燦々と日差しが降り注ぐ。人々が行き交う雑踏から抜け出すようにして、カフェの扉を潜る。たちまち鼻腔を擽るコーヒーの香ばしい香り。
待ち合わせまでの時間を涼んで過ごせればいいと思って立ち寄った。それなのに、空席を探すよりも、メニュー表よりも、レジ横のショーケースよりも、先に目に飛び込んで視線を釘付けにされた。女性相手に接客中のレジ係の人に。

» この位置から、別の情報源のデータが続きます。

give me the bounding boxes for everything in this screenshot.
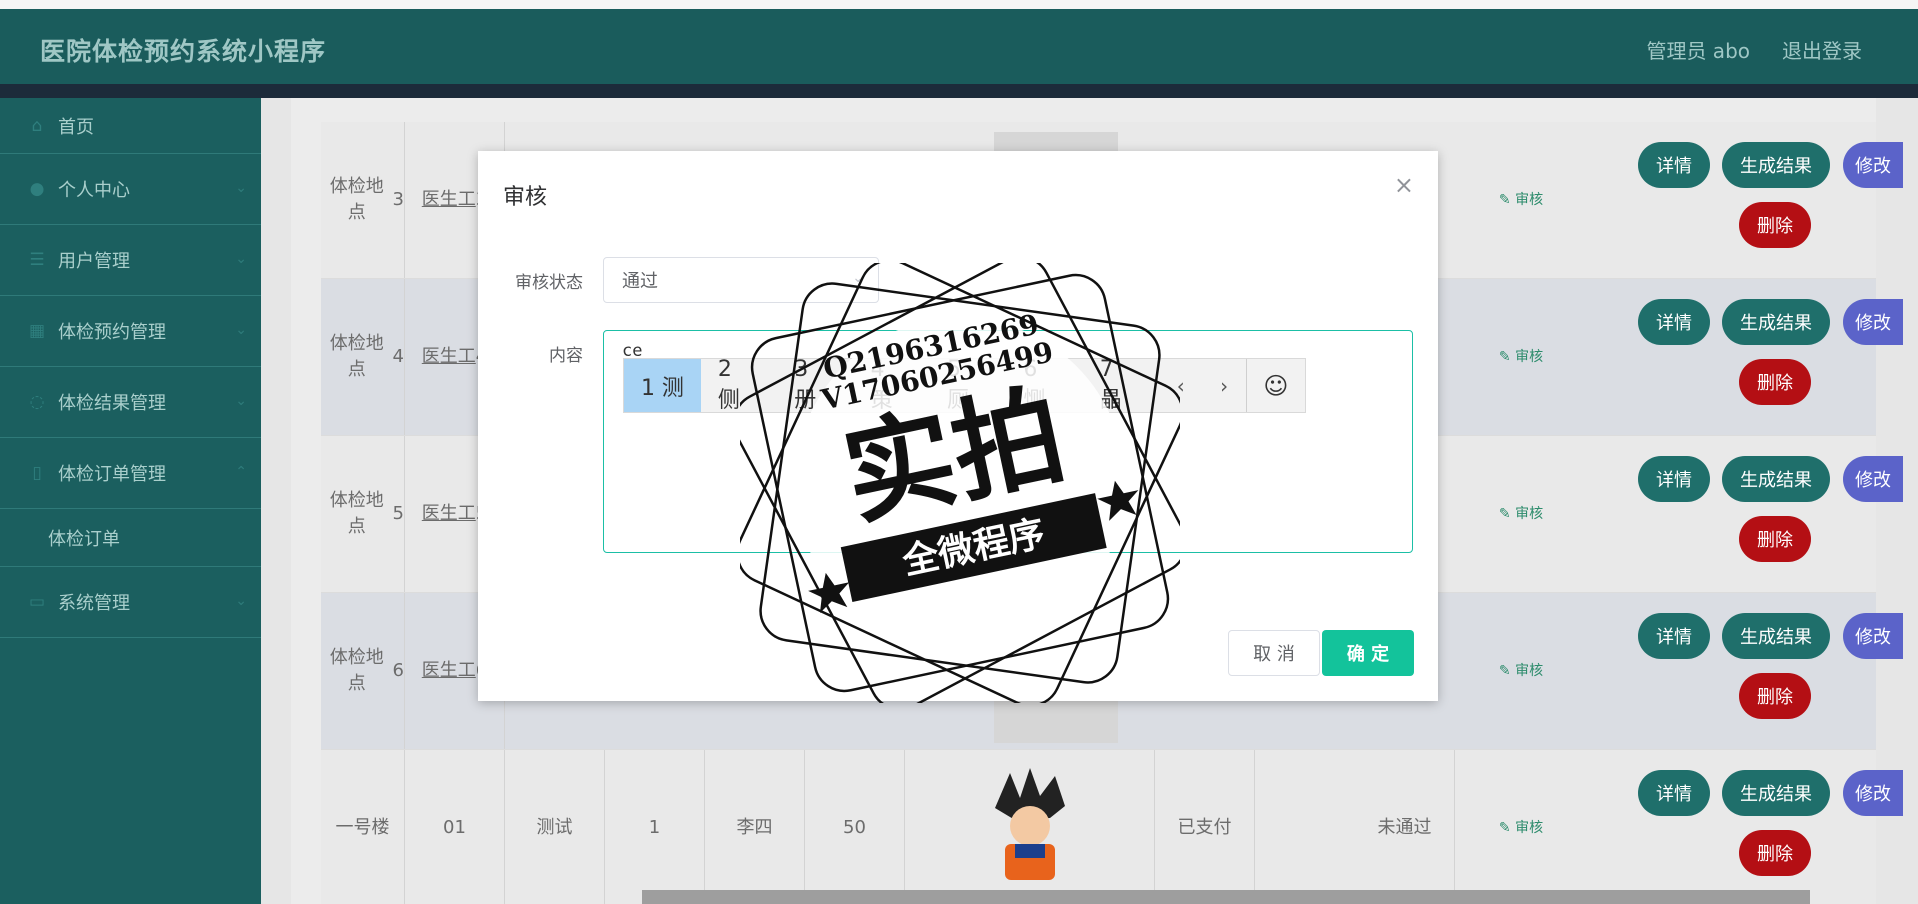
smiley-icon[interactable]: ☺ [1245,359,1305,412]
character-image [994,768,1065,880]
delete-button[interactable]: 删除 [1739,202,1811,248]
sidebar-item-label: 系统管理 [58,593,130,614]
chevron-down-icon: ⌄ [852,270,864,286]
status-label: 审核状态 [515,273,583,293]
close-icon[interactable]: × [1394,171,1414,199]
ime-candidate[interactable]: 3 册 [777,357,853,413]
detail-button[interactable]: 详情 [1638,142,1710,188]
delete-button[interactable]: 删除 [1739,359,1811,405]
sidebar-item-home[interactable]: ⌂ 首页 [0,98,261,154]
logout-link[interactable]: 退出登录 [1782,35,1862,64]
ime-next-icon[interactable]: › [1202,374,1245,398]
chevron-up-icon: ⌃ [235,464,247,480]
doctor-cell: 01 [405,750,505,904]
audit-link[interactable]: ✎ 审核 [1481,750,1561,904]
content-label: 内容 [549,346,583,366]
generate-result-button[interactable]: 生成结果 [1722,142,1830,188]
sidebar-subitem-orders[interactable]: 体检订单 [0,509,261,567]
delete-button[interactable]: 删除 [1739,516,1811,562]
sidebar-item-label: 体检结果管理 [58,393,166,414]
detail-button[interactable]: 详情 [1638,770,1710,816]
location-cell: 体检地点 3 [321,122,405,278]
sidebar-item-users[interactable]: ☰ 用户管理 ⌄ [0,225,261,296]
location-cell: 体检地点 6 [321,593,405,749]
sidebar-subitem-label: 体检订单 [48,528,120,550]
edit-button[interactable]: 修改 [1843,299,1903,345]
app-header: 医院体检预约系统小程序 管理员 abo 退出登录 [0,9,1918,84]
chevron-down-icon: ⌄ [235,180,247,196]
delete-button[interactable]: 删除 [1739,673,1811,719]
top-strip [0,0,1918,9]
sidebar-item-label: 个人中心 [58,180,130,201]
price-cell: 50 [805,750,905,904]
chevron-down-icon: ⌄ [235,322,247,338]
audit-link[interactable]: ✎ 审核 [1481,279,1561,435]
status-select-value: 通过 [622,271,658,292]
audit-link[interactable]: ✎ 审核 [1481,593,1561,749]
header-divider [0,84,1918,98]
detail-button[interactable]: 详情 [1638,299,1710,345]
ime-candidate[interactable]: 1 测 [624,359,701,412]
ime-candidate[interactable]: 2 侧 [701,357,777,413]
edit-button[interactable]: 修改 [1843,456,1903,502]
audit-dialog: 审核 × 审核状态 通过 ⌄ 内容 ce 1 测 2 侧 3 册 4 策 5 厕… [478,151,1438,701]
review-status-cell: 未通过 [1355,750,1455,904]
cancel-button[interactable]: 取 消 [1228,630,1320,676]
generate-result-button[interactable]: 生成结果 [1722,613,1830,659]
sidebar-item-personal[interactable]: ● 个人中心 ⌄ [0,154,261,225]
generate-result-button[interactable]: 生成结果 [1722,456,1830,502]
ime-candidate[interactable]: 4 策 [854,357,930,413]
generate-result-button[interactable]: 生成结果 [1722,299,1830,345]
chevron-down-icon: ⌄ [235,593,247,609]
audit-link[interactable]: ✎ 审核 [1481,436,1561,592]
sidebar-item-appointments[interactable]: ▦ 体检预约管理 ⌄ [0,296,261,367]
person-cell: 李四 [705,750,805,904]
home-icon: ⌂ [31,115,43,136]
sidebar-item-label: 首页 [58,116,94,138]
horizontal-scrollbar[interactable] [642,890,1810,904]
phone-icon: ▯ [32,463,42,483]
ime-prev-icon[interactable]: ‹ [1159,374,1202,398]
edit-button[interactable]: 修改 [1843,142,1903,188]
sidebar-item-label: 用户管理 [58,251,130,272]
grid-icon: ▦ [28,321,46,341]
generate-result-button[interactable]: 生成结果 [1722,770,1830,816]
image-cell [905,750,1155,904]
ime-candidate-bar: 1 测 2 侧 3 册 4 策 5 厕 6 恻 7 畾 ‹ › ☺ [623,357,1306,413]
ime-candidate[interactable]: 6 恻 [1006,357,1082,413]
dialog-title: 审核 [503,185,548,210]
sidebar-item-label: 体检订单管理 [58,464,166,485]
sidebar-item-system[interactable]: ▭ 系统管理 ⌄ [0,567,261,638]
power-icon: ◌ [29,392,45,412]
payment-status-cell: 已支付 [1155,750,1255,904]
location-cell: 体检地点 4 [321,279,405,435]
app-title: 医院体检预约系统小程序 [40,37,327,66]
ime-candidate[interactable]: 5 厕 [930,357,1006,413]
edit-button[interactable]: 修改 [1843,770,1903,816]
monitor-icon: ▭ [28,592,46,612]
sidebar: ⌂ 首页 ● 个人中心 ⌄ ☰ 用户管理 ⌄ ▦ 体检预约管理 ⌄ ◌ 体检结果… [0,98,261,904]
sidebar-item-label: 体检预约管理 [58,322,166,343]
location-cell: 一号楼 [321,750,405,904]
delete-button[interactable]: 删除 [1739,830,1811,876]
sidebar-item-orders[interactable]: ▯ 体检订单管理 ⌃ [0,438,261,509]
edit-button[interactable]: 修改 [1843,613,1903,659]
chevron-down-icon: ⌄ [235,251,247,267]
detail-button[interactable]: 详情 [1638,456,1710,502]
ime-candidate[interactable]: 7 畾 [1083,357,1159,413]
admin-user-label[interactable]: 管理员 abo [1646,35,1750,64]
table-row: 一号楼 01 测试 1 李四 50 已支付 未通过 ✎ 审核 详情 生成结果 修… [321,750,1903,904]
confirm-button[interactable]: 确 定 [1322,630,1414,676]
status-select[interactable]: 通过 ⌄ [603,257,879,303]
chevron-down-icon: ⌄ [235,393,247,409]
location-cell: 体检地点 5 [321,436,405,592]
list-icon: ☰ [29,250,45,270]
name-cell: 测试 [505,750,605,904]
audit-link[interactable]: ✎ 审核 [1481,122,1561,278]
count-cell: 1 [605,750,705,904]
detail-button[interactable]: 详情 [1638,613,1710,659]
user-icon: ● [29,179,45,199]
sidebar-item-results[interactable]: ◌ 体检结果管理 ⌄ [0,367,261,438]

はにかむ笑顔がすごく印象的で、目が離せない。なにか個性の強い特徴があるわけではないと思う。ごく自然な接客なはず。
呆然とその人を見つめていたら、当然視線がかち合うわけで。驚きで心臓がバクバクと音を立てる。
「ご注文はお決まりですか?」
突然現実に引き戻される。ハッとした時にはもう遅くて、その人は俺を見つめながら首を小さく傾げた。
「え、あ、はい! いいえ!」
慌てたまま口を開けば、いつまでも未熟な返事が飛び出す。
目を丸めたその人は、一度瞬きをして小さな笑いをこぼす。それがなんだか恥ずかしくて、途端に惨めさが心にシミを作った。
「お決まりになったらお声掛けください」
「じゃあ、アイスティーで」
「かしこまりました」
レジを打つその人を見つめながら、この高揚感に似た感覚を思い返す。小さな巨人をテレビで見つけた時、かっこいいシューズを見つけた時、それらにすごくよく似ていた。